Elli_23A vous aussi il vous arrive de constater que, parfois, tout autour de vous converge au même moment pour vous apporter les réponses que vous attendiez sans même que vous ayez eu conscience que vous étiez en train de les chercher ? – notez qu’à force de pondre des phrases alambiquées, je prends le risque de passer à côté d’un dix sur dix en concordance des temps, mais c’est un risque que je suis prête à prendre, ne fut-ce que pour la beauté du subjonctif et de l’imparfait des verbes en -dre conjugués à la deuxième personne du pluriel. Enfin. Nous parlions de convergence. Eh bien, confrontée à des situations sans cesse nouvelles, m’échappant du cadre que je connais sur le bout des doigts, j’en ai fait plus d’une fois l’expérience ces temps-ci. J’ai toujours eu du mal à mettre un nom sur ma ligne directrice, à poser le doigt sur mes récurrences, à expliquer les raisons profondes qui me liaient aux mots et aux images, à identifier avec certitude et précision ce qui, en eux et en toute chose, me faisait vibrer. Jusqu’à ce qu’aujourd’hui – au sens figuré – me saute au visage toute la force de ce qui m’anime. Et si on me demande, pourquoi précisément maintenant ? Je pourrais répondre : parce que j’ai largué les amarres et que rien d’autre que moi ne me retient. Et que je fais l’effort consciemment de ne surtout pas trop me contenir.

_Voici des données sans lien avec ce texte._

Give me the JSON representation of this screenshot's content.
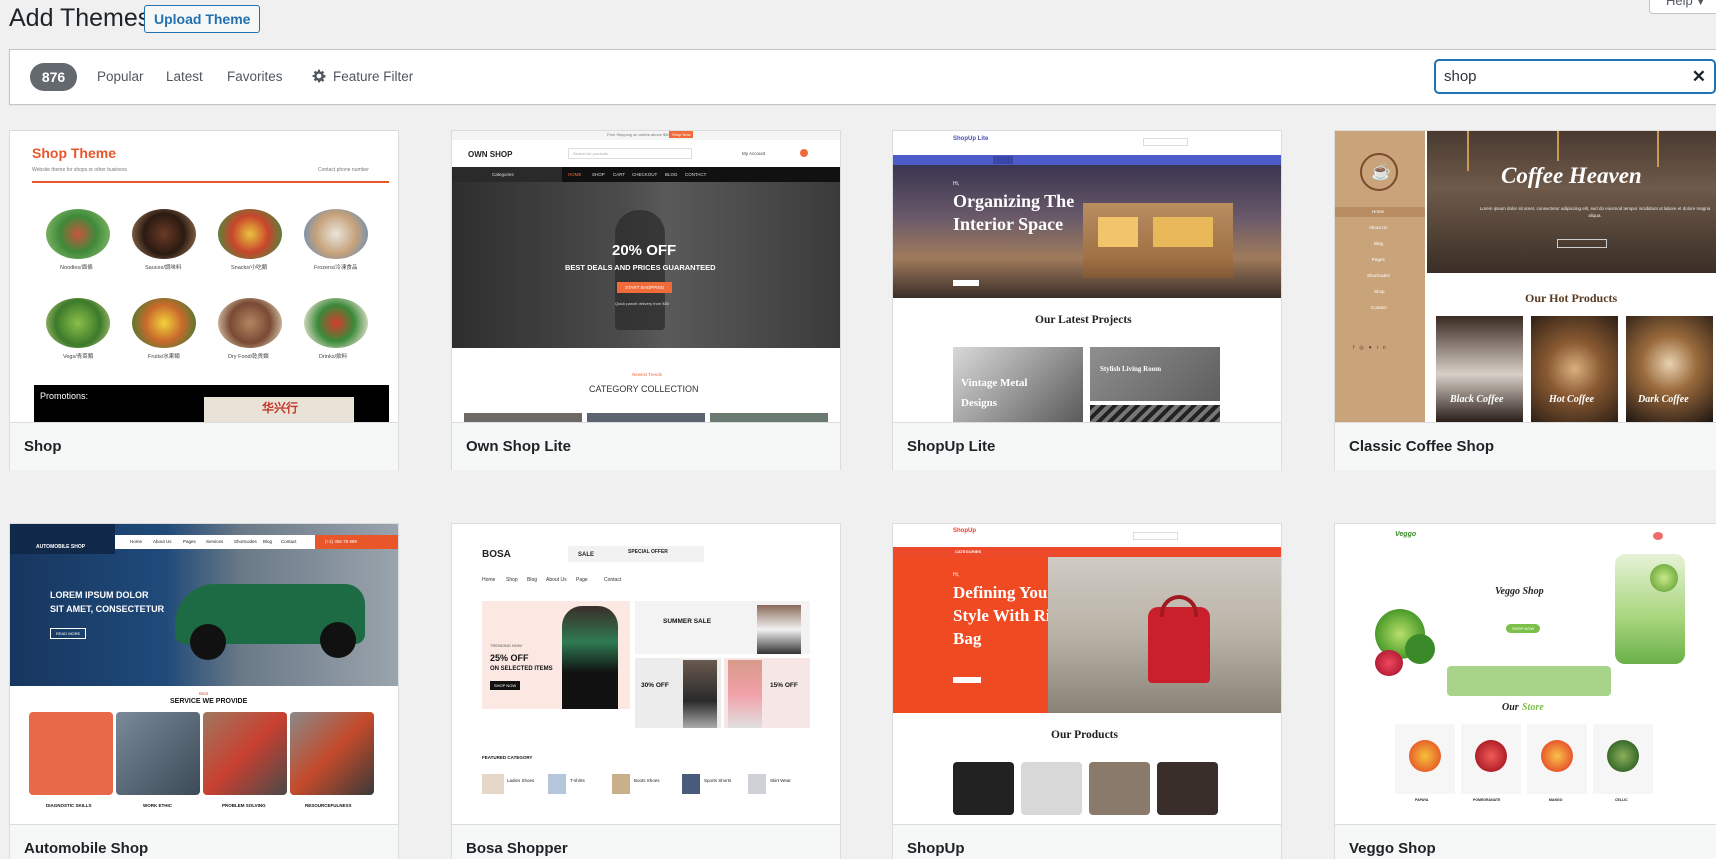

Et il y a des jours comme ça où, l’oeil gauche cligné derrière mon appareil-photo, j’appuie sur le déclencheur en écoutant parler ces personnes que je connais à peine, qu’il descend chercher une bouteille de rouge pour parfaire le tableau, qu’on est à hauteur de ciel sur les toits de Bruxelles qui me semble tout à coup bien plus hospitalière, que je jette un oeil à l’écran et dis : l’air, les sommets, le blanc, la lumière, (le verre de vin,) c’est tellement moi, ça, c’est tellement ce que j’aime. Je crois que j’ai compris.

Elli_01bisElli_24Elli_20Elli_12bisElli_21Elli_14Merci, Elli, de nous avoir accueillis sur tes hauteurs.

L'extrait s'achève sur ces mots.